- Born: 1951 Mecca, Saudi Arabia
- Died: December 6, 2024

= Adnan Mohammed Al-Wazzan =

Adnan Mohammed Al-Wazzan (1951 – December 6, 2024) was a Saudi professor of Comparative English Literature.

==Life==
Al-Wazzan was born in Mecca in 1951. He earned a BA in English Language and Literature from King Abdulaziz University in 1974, and a PhD in Comparative Literature from the University of Edinburgh in 1981. He also received a postdoctoral fellowship from the same university in 1991.

Al-Wazzan worked in Saudi Arabian academia for nearly 30 years, spending most of that time in the Department of English at Umm Al-Qura University in Mecca, where he became a professor of Comparative English Literature. He also served as the university's Dean of University Studies for Women, and as Director of the Research Center for Social Studies at the Research Institute of Umm Al-Qura University. He was a rector of the university from 2007 to 2009.
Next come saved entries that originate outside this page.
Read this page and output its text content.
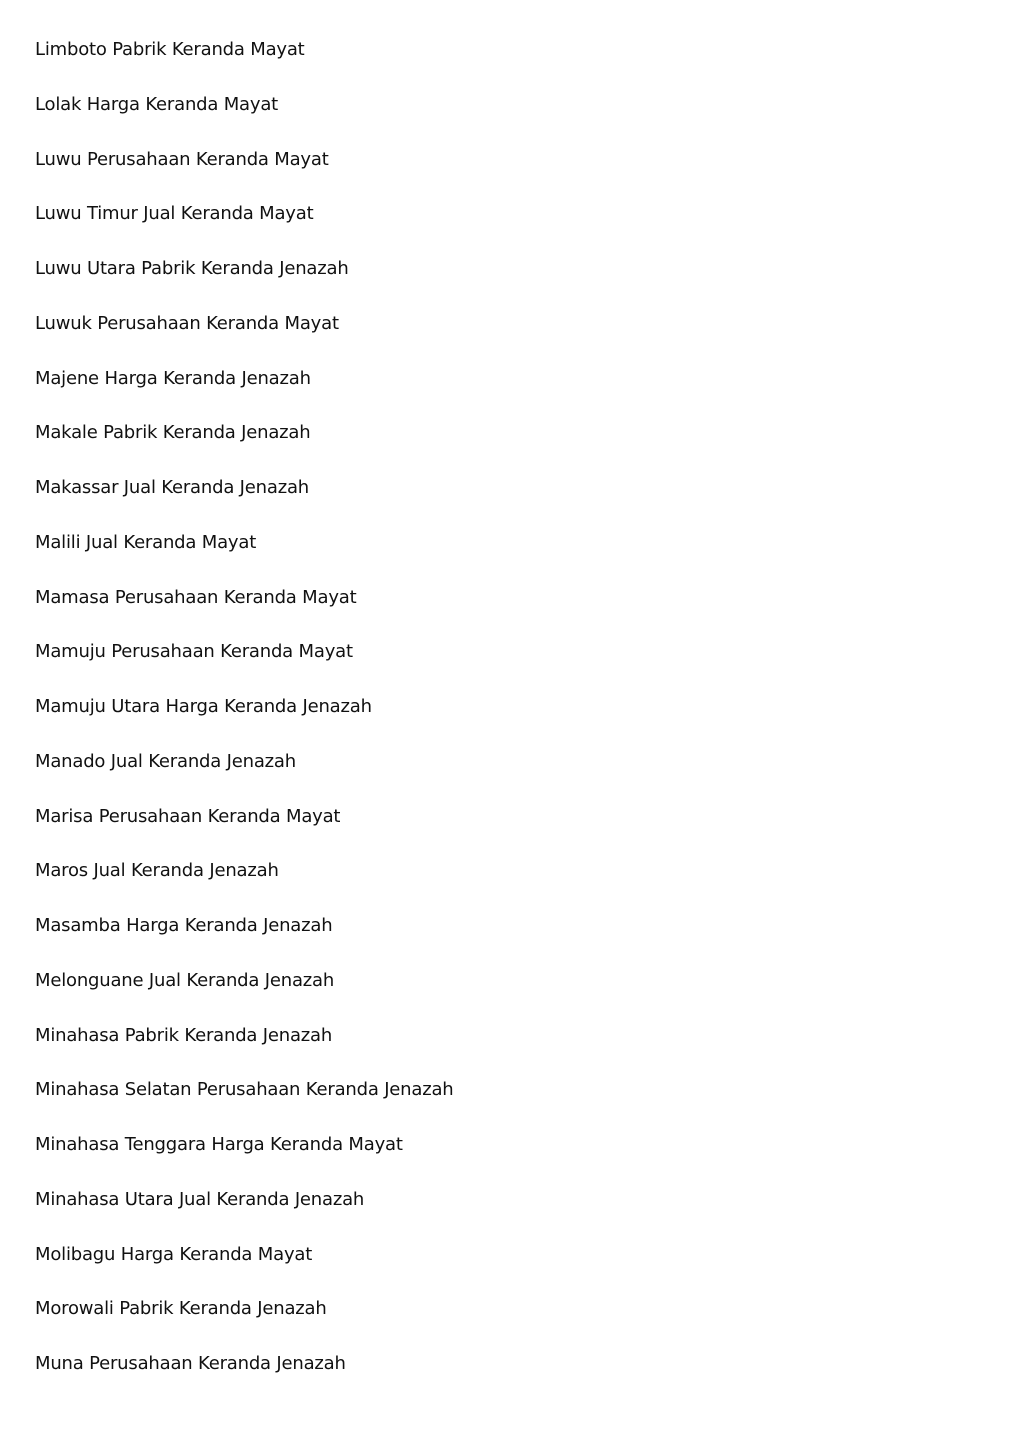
Limboto Pabrik Keranda Mayat
Lolak Harga Keranda Mayat
Luwu Perusahaan Keranda Mayat
Luwu Timur Jual Keranda Mayat
Luwu Utara Pabrik Keranda Jenazah
Luwuk Perusahaan Keranda Mayat
Majene Harga Keranda Jenazah
Makale Pabrik Keranda Jenazah
Makassar Jual Keranda Jenazah
Malili Jual Keranda Mayat
Mamasa Perusahaan Keranda Mayat
Mamuju Perusahaan Keranda Mayat
Mamuju Utara Harga Keranda Jenazah
Manado Jual Keranda Jenazah
Marisa Perusahaan Keranda Mayat
Maros Jual Keranda Jenazah
Masamba Harga Keranda Jenazah
Melonguane Jual Keranda Jenazah
Minahasa Pabrik Keranda Jenazah
Minahasa Selatan Perusahaan Keranda Jenazah
Minahasa Tenggara Harga Keranda Mayat
Minahasa Utara Jual Keranda Jenazah
Molibagu Harga Keranda Mayat
Morowali Pabrik Keranda Jenazah
Muna Perusahaan Keranda Jenazah
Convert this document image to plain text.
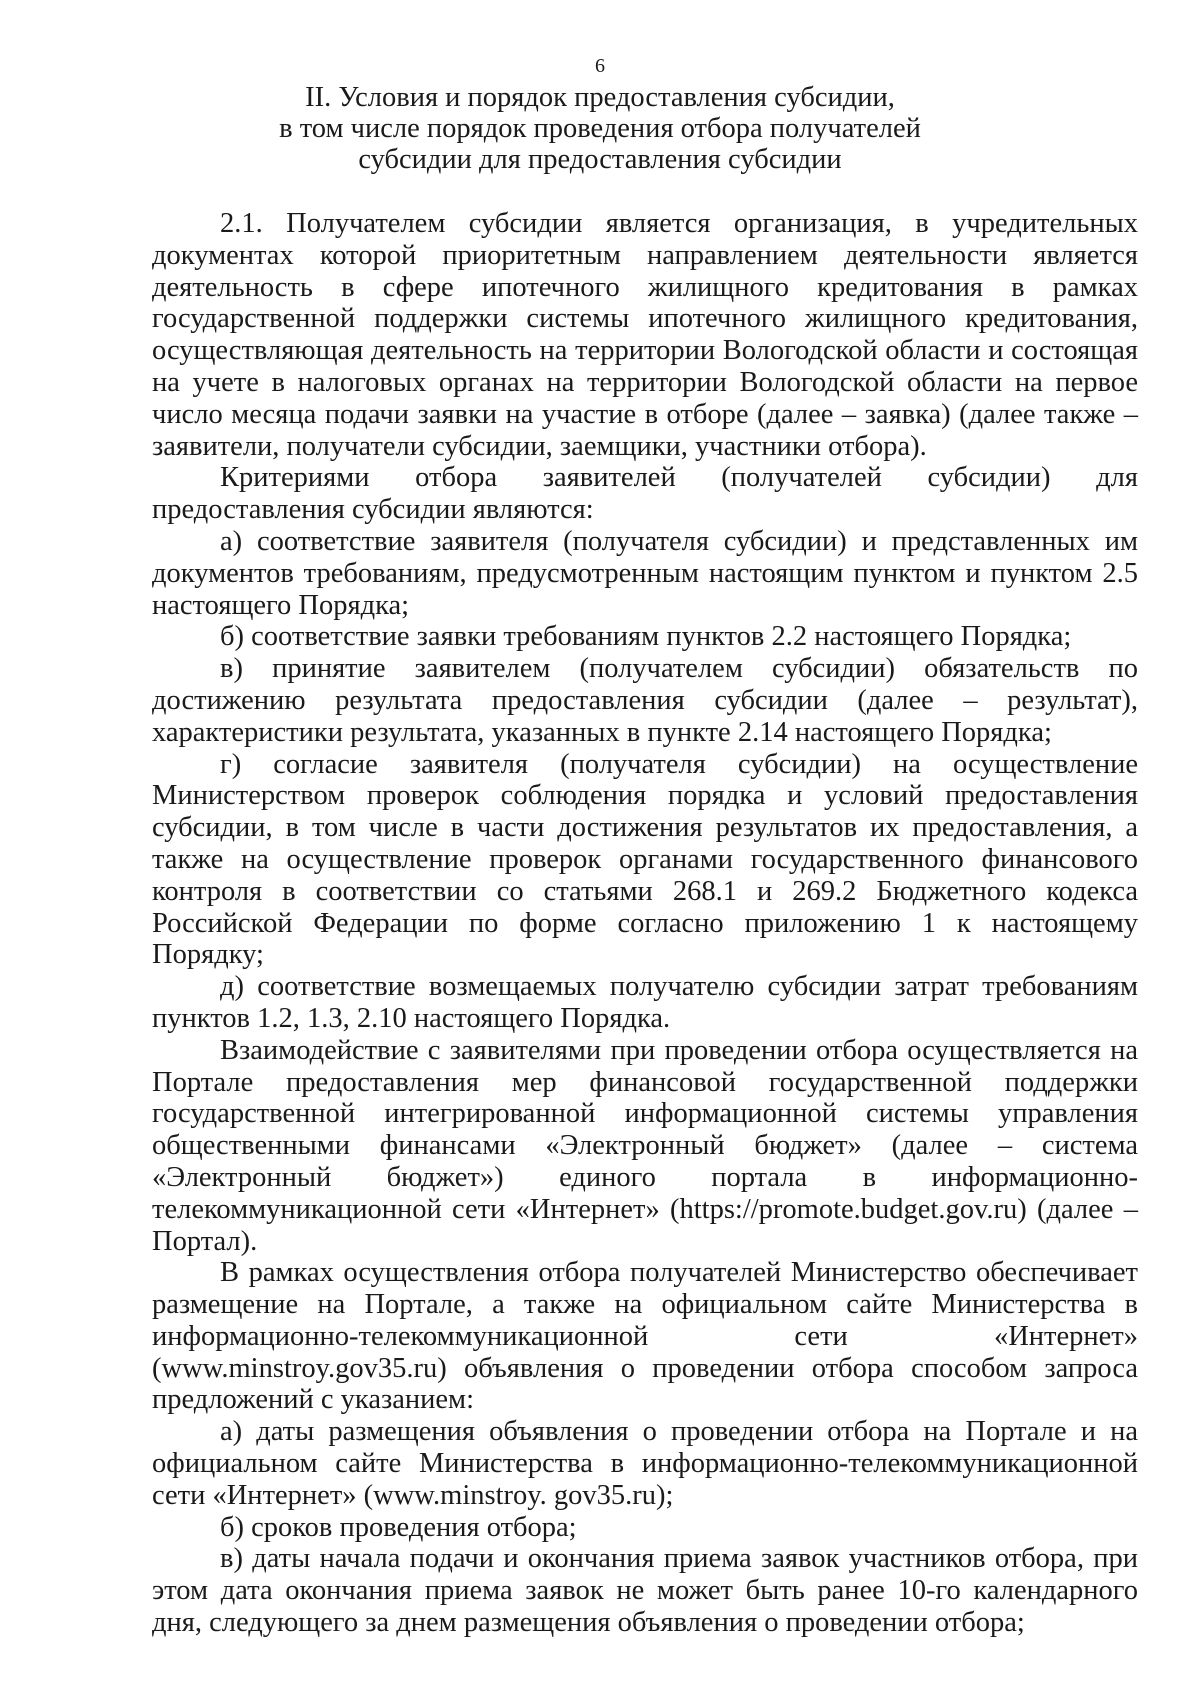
6
II. Условия и порядок предоставления субсидии,
в том числе порядок проведения отбора получателей
субсидии для предоставления субсидии

2.1. Получателем субсидии является организация, в учредительных документах которой приоритетным направлением деятельности является деятельность в сфере ипотечного жилищного кредитования в рамках государственной поддержки системы ипотечного жилищного кредитования, осуществляющая деятельность на территории Вологодской области и состоящая на учете в налоговых органах на территории Вологодской области на первое число месяца подачи заявки на участие в отборе (далее – заявка) (далее также – заявители, получатели субсидии, заемщики, участники отбора).

Критериями отбора заявителей (получателей субсидии) для предоставления субсидии являются:

а) соответствие заявителя (получателя субсидии) и представленных им документов требованиям, предусмотренным настоящим пунктом и пунктом 2.5 настоящего Порядка;

б) соответствие заявки требованиям пунктов 2.2 настоящего Порядка;

в) принятие заявителем (получателем субсидии) обязательств по достижению результата предоставления субсидии (далее – результат), характеристики результата, указанных в пункте 2.14 настоящего Порядка;

г) согласие заявителя (получателя субсидии) на осуществление Министерством проверок соблюдения порядка и условий предоставления субсидии, в том числе в части достижения результатов их предоставления, а также на осуществление проверок органами государственного финансового контроля в соответствии со статьями 268.1 и 269.2 Бюджетного кодекса Российской Федерации по форме согласно приложению 1 к настоящему Порядку;

д) соответствие возмещаемых получателю субсидии затрат требованиям пунктов 1.2, 1.3, 2.10 настоящего Порядка.

Взаимодействие с заявителями при проведении отбора осуществляется на Портале предоставления мер финансовой государственной поддержки государственной интегрированной информационной системы управления общественными финансами «Электронный бюджет» (далее – система «Электронный бюджет») единого портала в информационно-телекоммуникационной сети «Интернет» (https://promote.budget.gov.ru) (далее – Портал).

В рамках осуществления отбора получателей Министерство обеспечивает размещение на Портале, а также на официальном сайте Министерства в информационно-телекоммуникационной сети «Интернет» (www.minstroy.gov35.ru) объявления о проведении отбора способом запроса предложений с указанием:

а) даты размещения объявления о проведении отбора на Портале и на официальном сайте Министерства в информационно-телекоммуникационной сети «Интернет» (www.minstroy. gov35.ru);

б) сроков проведения отбора;

в) даты начала подачи и окончания приема заявок участников отбора, при этом дата окончания приема заявок не может быть ранее 10-го календарного дня, следующего за днем размещения объявления о проведении отбора;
Outside of academics, he was an Under-Secretary of the Ministry of Religious Affairs, Endowments, Guidance and Da’wa and Advisor to the Minister, a member of the Council of Saudi Arabian General Commission for Tourism and Monuments, a member of the Saudi Arabian Consultative Council (2006-2008), and a part-time council member of Saudi Arabia’s Human Rights Commission.

He was awarded the King Faisal International Prize for Islamic Studies in 2012 "for his highly authoritative, Arabic encyclopedia of human rights in Islam and its attributes in Saudi Arabia," a work spanning eight volumes.

He died on Friday, December 6, 2024.